I7 3770 turbo overclocking

Hi all!

Last week i bought a i7 3770 (non-k) and a Asus P8Z77-V LX, i got the non-k version because it was the only avaible, and i live in a place where finding a 3770 and a z77 board is a miracle.

well, i read that the only way to overclock a non-k SB/IB CPU is via modyfing turbo multiplier, so i did it via BIOS and got a 41 stable multiplier even on full load using prime95, ok, that's nice, but i wanted more, and i changed every core multiplier to 43 (max) but i noticed that when i run prime95 the processor goes up to 43 just for a second and then goes back to 41 and holds there.

Here are some pictures of my BIOS and OS config:

http://sdrv.ms/OtsWvy


in the last picture you can see the CPU runing @4,3ghz on 2 thread tortute test. Is there any way to mantain my multiplier at 43 on full load?


BTW, memories are Corsair vengeance 1600 and i have the lastest BIOS installed.


Thanks!
2 answers Last reply
More about 3770 turbo overclocking
  1. There is a reason that the cpu is a non K model and that's because the multiplier is locked so to get the cpu to 41 is something you should be happy with and that extra two steps is not going to produce enough of a performance increase to be worth it. The locking of the cpu will prevent you from going further since there woukld be no reason for the two models if you could take the non K model as high as the K model.
  2. inzone is not right.
    1) with non-k processors you get limited unlock. So YES they can be overclocked, so yes you should set the max mulitpler to the highest.


    2) There is no such thing as adjusting the turbo multiplier versus the cpu multiplier. there is just 1 multiplier which is the speed the cpu runs at. It is not a jet fighter.
    turbo is just Intel marketing words.

    With windows, everyone uses Speedstep. So idle sped is 16. Max speed is the max multiplier. The random inbetween mark that is the "stock speed" is just marketting mumbo jumbo.
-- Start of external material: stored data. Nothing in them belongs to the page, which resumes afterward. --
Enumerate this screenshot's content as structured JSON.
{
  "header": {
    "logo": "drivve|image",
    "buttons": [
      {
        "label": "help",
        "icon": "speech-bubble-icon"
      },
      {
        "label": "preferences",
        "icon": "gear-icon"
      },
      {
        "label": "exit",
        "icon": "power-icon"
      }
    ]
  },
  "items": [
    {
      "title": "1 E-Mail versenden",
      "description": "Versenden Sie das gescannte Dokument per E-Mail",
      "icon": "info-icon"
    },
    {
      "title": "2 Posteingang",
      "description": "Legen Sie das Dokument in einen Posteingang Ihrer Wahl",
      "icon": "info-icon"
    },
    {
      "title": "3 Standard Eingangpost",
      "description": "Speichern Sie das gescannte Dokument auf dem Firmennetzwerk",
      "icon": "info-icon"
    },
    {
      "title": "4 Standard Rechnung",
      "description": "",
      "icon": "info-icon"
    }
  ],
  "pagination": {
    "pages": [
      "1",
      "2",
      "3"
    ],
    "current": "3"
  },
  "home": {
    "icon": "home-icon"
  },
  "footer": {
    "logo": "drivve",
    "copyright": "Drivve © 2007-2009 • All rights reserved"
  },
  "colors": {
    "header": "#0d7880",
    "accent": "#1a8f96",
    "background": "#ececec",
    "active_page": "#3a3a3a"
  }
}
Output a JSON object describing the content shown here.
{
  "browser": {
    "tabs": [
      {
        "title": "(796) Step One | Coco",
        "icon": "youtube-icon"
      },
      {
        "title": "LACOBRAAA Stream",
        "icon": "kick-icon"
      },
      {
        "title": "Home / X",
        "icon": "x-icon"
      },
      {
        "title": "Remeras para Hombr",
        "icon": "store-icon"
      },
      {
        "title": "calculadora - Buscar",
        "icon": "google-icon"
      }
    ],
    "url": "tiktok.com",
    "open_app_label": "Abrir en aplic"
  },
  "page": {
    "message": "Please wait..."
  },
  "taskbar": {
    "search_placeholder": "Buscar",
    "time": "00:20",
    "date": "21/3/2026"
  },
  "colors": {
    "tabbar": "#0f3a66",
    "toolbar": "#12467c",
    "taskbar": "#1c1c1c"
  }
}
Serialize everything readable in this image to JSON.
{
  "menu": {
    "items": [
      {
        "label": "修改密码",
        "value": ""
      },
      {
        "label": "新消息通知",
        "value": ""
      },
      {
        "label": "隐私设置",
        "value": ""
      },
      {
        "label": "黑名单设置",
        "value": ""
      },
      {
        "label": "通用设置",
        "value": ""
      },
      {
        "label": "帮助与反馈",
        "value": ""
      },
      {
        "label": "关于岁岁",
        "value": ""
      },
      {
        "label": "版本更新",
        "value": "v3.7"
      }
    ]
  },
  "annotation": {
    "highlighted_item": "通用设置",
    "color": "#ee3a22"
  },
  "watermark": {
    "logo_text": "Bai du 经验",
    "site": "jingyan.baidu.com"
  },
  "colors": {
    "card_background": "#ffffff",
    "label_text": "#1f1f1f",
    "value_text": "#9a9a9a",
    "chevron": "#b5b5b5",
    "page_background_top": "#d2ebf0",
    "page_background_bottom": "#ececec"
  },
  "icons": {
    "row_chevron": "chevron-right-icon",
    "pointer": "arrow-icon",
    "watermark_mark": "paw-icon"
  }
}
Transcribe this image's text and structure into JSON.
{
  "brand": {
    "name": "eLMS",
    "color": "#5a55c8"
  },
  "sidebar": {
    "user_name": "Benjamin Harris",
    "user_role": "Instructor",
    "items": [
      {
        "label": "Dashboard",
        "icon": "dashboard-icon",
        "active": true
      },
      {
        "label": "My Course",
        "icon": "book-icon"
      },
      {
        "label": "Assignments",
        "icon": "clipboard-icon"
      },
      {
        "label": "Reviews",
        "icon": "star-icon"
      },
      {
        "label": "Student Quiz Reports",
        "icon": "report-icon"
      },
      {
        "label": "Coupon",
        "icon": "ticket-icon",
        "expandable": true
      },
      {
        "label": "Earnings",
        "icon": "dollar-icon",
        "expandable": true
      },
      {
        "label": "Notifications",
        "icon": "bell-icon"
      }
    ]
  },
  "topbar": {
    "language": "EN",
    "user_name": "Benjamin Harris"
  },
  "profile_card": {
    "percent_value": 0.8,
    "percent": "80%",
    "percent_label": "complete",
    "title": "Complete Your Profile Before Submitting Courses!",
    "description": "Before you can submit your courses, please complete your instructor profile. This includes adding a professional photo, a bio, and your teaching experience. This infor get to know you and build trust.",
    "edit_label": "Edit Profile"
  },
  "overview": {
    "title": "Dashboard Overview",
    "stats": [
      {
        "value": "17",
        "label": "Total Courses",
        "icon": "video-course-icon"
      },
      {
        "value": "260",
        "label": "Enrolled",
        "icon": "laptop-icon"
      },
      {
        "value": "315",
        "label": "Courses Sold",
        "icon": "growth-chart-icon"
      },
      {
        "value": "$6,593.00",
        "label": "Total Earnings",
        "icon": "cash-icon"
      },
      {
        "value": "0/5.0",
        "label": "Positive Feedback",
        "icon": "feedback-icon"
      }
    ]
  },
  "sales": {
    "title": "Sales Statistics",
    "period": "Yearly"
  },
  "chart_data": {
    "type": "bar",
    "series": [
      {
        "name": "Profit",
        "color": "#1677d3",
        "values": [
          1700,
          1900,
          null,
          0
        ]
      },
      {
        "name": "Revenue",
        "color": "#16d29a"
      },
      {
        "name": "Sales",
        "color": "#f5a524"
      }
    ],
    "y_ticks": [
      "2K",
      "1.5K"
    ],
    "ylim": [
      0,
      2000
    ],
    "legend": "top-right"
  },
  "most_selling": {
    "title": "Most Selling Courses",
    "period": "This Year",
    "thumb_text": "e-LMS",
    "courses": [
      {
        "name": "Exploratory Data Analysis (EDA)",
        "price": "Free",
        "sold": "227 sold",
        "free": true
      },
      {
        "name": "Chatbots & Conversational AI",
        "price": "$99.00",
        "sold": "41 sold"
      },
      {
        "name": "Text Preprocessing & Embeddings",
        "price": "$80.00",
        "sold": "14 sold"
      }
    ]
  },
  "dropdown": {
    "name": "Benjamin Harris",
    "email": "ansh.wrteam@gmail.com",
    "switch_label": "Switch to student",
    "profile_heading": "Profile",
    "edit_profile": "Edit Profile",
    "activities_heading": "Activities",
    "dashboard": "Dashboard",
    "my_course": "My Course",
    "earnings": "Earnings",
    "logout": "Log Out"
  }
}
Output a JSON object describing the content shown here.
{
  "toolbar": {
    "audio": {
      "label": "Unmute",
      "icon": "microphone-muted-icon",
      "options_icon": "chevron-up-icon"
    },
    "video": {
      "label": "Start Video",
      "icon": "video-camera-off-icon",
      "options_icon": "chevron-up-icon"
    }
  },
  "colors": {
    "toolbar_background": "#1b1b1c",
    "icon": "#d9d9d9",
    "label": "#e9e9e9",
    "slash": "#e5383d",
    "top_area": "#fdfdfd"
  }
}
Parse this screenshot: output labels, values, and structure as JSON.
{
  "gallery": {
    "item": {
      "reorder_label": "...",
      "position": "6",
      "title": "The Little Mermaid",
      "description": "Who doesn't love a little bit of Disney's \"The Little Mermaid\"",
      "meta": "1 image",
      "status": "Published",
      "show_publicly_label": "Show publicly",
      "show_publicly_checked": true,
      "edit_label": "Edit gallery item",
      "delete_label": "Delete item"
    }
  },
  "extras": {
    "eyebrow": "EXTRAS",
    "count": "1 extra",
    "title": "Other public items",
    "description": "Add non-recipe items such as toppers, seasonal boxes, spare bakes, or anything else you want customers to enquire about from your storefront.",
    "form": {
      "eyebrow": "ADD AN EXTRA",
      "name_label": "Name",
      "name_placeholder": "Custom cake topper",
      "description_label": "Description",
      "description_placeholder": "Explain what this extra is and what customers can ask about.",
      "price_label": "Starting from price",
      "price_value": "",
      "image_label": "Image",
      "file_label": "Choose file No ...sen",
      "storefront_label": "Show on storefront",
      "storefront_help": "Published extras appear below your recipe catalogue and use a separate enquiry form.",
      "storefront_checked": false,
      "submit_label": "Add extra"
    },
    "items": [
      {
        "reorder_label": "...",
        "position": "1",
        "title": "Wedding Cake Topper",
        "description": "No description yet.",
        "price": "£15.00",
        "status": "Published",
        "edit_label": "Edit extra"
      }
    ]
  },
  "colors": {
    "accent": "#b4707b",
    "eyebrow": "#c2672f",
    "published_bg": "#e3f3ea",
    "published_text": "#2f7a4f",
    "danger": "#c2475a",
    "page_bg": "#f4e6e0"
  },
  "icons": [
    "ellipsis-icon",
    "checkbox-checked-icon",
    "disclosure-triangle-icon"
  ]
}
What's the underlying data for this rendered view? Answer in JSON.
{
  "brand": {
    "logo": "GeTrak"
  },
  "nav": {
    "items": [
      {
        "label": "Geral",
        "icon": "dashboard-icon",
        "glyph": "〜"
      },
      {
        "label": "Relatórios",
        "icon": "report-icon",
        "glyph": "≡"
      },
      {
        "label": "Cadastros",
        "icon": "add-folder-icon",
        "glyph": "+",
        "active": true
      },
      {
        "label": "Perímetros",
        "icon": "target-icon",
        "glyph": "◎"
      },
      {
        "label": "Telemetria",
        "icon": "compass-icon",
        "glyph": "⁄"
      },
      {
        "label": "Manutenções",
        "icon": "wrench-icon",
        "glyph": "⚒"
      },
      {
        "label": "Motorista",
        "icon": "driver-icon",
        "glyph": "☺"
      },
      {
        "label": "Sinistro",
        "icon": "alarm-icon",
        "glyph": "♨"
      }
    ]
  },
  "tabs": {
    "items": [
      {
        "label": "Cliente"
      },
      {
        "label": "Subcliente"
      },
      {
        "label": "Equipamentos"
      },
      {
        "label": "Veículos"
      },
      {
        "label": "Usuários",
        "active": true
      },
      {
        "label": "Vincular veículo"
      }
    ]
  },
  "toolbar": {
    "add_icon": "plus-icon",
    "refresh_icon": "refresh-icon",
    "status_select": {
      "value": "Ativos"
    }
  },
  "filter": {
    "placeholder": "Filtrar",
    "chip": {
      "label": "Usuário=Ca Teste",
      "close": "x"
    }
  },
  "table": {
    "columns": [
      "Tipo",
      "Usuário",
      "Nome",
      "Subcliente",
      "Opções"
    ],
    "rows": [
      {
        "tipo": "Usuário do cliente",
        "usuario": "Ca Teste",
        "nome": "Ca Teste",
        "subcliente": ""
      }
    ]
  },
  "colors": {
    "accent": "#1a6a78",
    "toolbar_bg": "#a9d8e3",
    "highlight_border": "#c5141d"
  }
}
    3) There are different max speeds depending on how many cores you use. this happens even when you are stock. If you use more cores then you will have a lower max multiplier.
    http://en.wikipedia.org/wiki/List_of_Intel_Core_i7_microprocessors#.22Ivy_Bridge.22_.2822_nm.29

    so called stock "frequency" is 3.4. and "turbo boosts" are 3/4/5/5.

    Why they jump through these hoops to make you do math is meaningless, but you end up with

    Stock:
    Max single thread is 39.
    Max 4 threads is 37.

    Difference between quad and single is 2bins.

    Looks like you get to do +4 from the "limited unlock", so that's why you can set 43 in the bios.


    Do a single threaded torture test and *set affinity for that thread to 1 cpu* in taskmanager. That should match up with your max multiplier you set (43).
    If you do 2 threads it should still be 43.
    If you do 3threads, then it should drop 1bins to 42.
    if you do 4threads, then it should drop to 41.


    If you have single thread, but it's affinity is set to all CPUs, the max may fluctuate between 41 and 43 while SpeedStep tries to figure out how many cpus are in load and the thread is hopping around.

    So the real lesson here is, if performance truly is being tested, setting affinity is important in 2 ways,
    A) (for these chips with variable turbo) it keeps the multiplier working properly at it's proper max
    B) (for all multicore chips) the thread does not need to hop around to different cores, and you can get a benchmark difference from that.